La puissance se libère encore plus vite et la voiture fonce, et même dans les courbes, la voiture s’accroche et on en redemande. L’autonomie fond certes comme neige au soleil, mais qu’importe, ce n’est pas moi qui devra aller la recharger. La voiture est pimentée et la pointe des 200 km/h est rapidement atteinte. À partir de 180 km/h, des bruits d’airs se font sentir mais on conduit là pour le plaisir puisque dans la vraie vie, on n’atteindra jamais de telles performances. La voiture est rivée à la route et se montre mine de rien très confortable. Chose « amusante » lors des sorties de virage, le train avant supporte très bien la puissance du bloc et semble perdre pied dès qu’on tourne le volant, partant tout droit du coup. Un seul point noir fait son apparition sur ce tableau qui me donne l’envie de profiter de la voiture dans la vie de tous les jours : les freins. Certes, on bénéficie de freins avant très puissants, mais on sent que la pédale est trop « molle » ⏤ surement un réglage de la Fiat 600e qui est plus sage que la vilaine Abarth. Dommage, car avec une autonomie discutable, l’Abarth 600e pâtit selon moi d’une économie regrettable d’autant qu’on ne se sent pas rassuré par la pédale lorsqu’on freine.
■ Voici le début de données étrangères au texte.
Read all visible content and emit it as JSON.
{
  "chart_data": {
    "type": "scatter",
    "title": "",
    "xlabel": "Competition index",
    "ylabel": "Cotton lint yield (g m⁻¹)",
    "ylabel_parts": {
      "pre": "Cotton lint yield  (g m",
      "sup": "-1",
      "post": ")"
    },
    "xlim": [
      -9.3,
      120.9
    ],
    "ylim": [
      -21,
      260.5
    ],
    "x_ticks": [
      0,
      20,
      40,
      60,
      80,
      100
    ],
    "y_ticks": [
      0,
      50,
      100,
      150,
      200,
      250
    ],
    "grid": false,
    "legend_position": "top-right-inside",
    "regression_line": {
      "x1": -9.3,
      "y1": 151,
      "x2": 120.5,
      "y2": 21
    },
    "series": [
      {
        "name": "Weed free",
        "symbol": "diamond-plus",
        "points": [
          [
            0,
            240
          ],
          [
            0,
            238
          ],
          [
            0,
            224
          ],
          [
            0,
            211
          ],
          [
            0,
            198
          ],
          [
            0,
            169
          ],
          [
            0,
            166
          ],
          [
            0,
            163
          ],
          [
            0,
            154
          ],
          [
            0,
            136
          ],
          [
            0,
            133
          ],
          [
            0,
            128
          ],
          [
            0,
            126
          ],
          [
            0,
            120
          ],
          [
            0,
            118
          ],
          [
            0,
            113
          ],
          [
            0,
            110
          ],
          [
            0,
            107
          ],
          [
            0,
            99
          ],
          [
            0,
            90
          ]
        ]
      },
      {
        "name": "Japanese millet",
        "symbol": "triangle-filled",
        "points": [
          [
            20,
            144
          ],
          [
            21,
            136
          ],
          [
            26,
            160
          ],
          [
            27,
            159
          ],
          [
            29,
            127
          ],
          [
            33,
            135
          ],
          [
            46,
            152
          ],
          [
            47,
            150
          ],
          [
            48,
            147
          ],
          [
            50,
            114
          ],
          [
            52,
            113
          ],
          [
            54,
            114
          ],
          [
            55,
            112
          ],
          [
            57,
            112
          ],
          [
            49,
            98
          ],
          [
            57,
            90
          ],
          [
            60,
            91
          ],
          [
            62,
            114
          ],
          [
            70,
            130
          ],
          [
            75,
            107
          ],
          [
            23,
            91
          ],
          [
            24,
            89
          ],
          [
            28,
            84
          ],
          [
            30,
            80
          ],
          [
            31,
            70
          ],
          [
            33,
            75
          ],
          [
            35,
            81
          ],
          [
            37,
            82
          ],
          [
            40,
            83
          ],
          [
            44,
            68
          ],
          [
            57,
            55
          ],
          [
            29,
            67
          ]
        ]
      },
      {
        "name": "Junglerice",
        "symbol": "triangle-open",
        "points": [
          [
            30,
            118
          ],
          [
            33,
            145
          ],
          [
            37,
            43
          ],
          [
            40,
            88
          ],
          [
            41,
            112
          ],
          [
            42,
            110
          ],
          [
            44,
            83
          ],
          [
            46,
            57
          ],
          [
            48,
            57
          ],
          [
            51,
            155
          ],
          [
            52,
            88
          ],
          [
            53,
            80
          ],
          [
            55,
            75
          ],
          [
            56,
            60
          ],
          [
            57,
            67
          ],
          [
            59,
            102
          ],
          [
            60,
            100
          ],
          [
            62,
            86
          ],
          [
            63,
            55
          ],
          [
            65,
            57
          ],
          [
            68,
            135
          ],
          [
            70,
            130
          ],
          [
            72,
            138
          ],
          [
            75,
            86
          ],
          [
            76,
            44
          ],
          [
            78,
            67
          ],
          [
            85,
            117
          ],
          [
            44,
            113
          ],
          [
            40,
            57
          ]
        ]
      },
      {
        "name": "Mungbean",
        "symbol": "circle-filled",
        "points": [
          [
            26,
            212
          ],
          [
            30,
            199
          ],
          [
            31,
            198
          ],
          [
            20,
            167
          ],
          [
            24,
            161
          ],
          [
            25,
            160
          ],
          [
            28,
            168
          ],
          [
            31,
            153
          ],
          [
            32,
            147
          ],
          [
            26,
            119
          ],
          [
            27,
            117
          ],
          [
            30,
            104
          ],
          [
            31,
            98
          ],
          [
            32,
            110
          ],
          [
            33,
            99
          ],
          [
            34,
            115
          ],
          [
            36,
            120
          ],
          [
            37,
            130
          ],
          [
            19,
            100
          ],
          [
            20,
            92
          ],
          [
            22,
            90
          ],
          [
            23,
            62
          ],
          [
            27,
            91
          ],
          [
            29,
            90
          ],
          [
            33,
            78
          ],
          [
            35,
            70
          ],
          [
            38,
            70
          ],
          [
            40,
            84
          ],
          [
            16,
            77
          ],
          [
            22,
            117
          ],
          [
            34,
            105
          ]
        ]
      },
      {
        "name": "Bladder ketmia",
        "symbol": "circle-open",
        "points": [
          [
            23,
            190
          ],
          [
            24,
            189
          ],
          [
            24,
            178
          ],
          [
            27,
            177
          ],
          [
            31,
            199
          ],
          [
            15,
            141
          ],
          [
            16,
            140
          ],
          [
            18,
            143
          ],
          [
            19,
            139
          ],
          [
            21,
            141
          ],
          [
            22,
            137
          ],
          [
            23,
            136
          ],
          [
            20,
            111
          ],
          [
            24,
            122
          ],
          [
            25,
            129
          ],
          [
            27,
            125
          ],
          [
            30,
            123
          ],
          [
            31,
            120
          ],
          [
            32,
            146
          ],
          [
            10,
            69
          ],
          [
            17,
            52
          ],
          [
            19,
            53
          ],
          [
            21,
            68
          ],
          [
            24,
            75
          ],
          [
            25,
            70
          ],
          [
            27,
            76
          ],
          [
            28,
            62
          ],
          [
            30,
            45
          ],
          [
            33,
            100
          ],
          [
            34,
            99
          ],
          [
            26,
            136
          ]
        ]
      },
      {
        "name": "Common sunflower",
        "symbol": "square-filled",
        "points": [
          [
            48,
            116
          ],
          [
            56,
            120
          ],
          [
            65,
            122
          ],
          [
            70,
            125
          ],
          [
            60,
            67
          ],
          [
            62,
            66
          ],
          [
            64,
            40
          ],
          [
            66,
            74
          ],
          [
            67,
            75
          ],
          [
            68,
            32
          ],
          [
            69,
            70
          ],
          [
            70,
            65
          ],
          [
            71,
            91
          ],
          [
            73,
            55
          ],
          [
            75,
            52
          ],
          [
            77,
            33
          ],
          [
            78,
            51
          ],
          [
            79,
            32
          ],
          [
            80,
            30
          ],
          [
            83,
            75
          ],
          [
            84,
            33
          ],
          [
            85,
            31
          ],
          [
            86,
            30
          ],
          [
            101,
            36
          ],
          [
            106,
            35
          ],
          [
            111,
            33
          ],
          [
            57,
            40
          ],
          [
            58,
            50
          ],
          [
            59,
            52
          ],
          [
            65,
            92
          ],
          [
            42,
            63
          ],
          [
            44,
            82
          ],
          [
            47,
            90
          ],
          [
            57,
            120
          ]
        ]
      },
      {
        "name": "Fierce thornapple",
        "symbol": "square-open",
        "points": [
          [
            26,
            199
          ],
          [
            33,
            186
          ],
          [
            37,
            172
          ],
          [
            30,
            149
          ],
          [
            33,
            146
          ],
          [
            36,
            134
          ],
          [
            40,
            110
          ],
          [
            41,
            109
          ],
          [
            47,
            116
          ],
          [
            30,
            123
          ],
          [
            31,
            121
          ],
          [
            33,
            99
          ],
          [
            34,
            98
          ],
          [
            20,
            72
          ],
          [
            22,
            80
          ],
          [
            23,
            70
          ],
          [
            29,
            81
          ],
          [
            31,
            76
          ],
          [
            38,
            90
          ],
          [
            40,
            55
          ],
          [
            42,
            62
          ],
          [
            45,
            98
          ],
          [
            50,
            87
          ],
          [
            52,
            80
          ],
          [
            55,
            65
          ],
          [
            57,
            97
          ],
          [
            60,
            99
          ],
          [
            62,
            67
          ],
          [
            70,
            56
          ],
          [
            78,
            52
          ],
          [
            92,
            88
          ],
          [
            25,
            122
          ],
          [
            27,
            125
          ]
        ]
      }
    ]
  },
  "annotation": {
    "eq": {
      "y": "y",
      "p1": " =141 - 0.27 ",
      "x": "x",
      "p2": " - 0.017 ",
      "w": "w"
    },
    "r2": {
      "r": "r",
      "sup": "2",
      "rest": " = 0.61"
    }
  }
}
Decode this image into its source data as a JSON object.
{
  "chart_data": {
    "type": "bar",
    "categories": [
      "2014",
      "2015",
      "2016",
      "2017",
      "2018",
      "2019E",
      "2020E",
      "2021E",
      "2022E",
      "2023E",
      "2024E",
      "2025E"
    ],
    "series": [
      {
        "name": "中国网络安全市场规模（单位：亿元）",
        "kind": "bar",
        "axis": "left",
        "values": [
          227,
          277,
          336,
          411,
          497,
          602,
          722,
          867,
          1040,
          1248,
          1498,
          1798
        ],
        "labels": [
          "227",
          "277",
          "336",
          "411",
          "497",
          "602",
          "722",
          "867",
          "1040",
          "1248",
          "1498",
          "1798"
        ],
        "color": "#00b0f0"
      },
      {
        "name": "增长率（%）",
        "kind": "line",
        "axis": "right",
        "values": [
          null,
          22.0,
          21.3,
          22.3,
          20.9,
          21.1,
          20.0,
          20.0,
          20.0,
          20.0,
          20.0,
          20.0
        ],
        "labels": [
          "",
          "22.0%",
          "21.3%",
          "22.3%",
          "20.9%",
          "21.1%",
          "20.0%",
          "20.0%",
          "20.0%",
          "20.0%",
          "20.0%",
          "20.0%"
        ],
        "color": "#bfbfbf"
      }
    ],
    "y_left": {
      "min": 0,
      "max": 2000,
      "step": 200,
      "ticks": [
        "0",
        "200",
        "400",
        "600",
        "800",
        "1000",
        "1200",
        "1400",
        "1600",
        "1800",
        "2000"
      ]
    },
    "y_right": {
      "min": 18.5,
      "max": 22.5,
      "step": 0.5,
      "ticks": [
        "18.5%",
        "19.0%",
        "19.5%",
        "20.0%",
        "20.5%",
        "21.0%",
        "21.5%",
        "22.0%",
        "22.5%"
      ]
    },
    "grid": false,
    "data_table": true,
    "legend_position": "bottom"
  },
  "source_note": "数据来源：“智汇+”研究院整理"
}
Toutefois, le mode Brake devrait un peu pallier à cela.
On arrive au terme de cette prise en main très amusante. L’Abarth 600e est bien née, et il semblerait que l’électrique peut très bien prendre la suite de nos si regrettées GTI thermiques ⏤ peut-être pas pour tout le monde, j’en conviens. Abarth a surtout cherché à rendre la voiture la plus performance possible quitte à perdre un peu d’autonomie. Avec seulement 340 kms proposés pour une charge, l’Abarth 600e déçoit un peu mais n’étonne pas. Ne me demandez pas la consommation en kWh car sur ce type de voiture, on s’en moque un peu (bon, j’ai tout de même relevé une moyenne à 33 kWh, c’est énorme mais elle a fait du circuit). L’Abarth 600e est une voiture a découvrir malgré des tarifs un peu élevés mais moins gourmands que l’Alfa Junior Veloce avec un ticket d’entrée à 44 990 € et le pack Scorpionissima à 4000 €. Les deux versions ont donc le droit (pour l’instant) au bonus écologique de 4000 €. Je ne suis pas un grand amateur de la fée électrique dans l’automobile mais je dois reconnaître qu’Abarth nous livre un biscuit sucré électrique délicieux, qui pose les bases de voitures sportives électriques au bon goût de GTI thermique.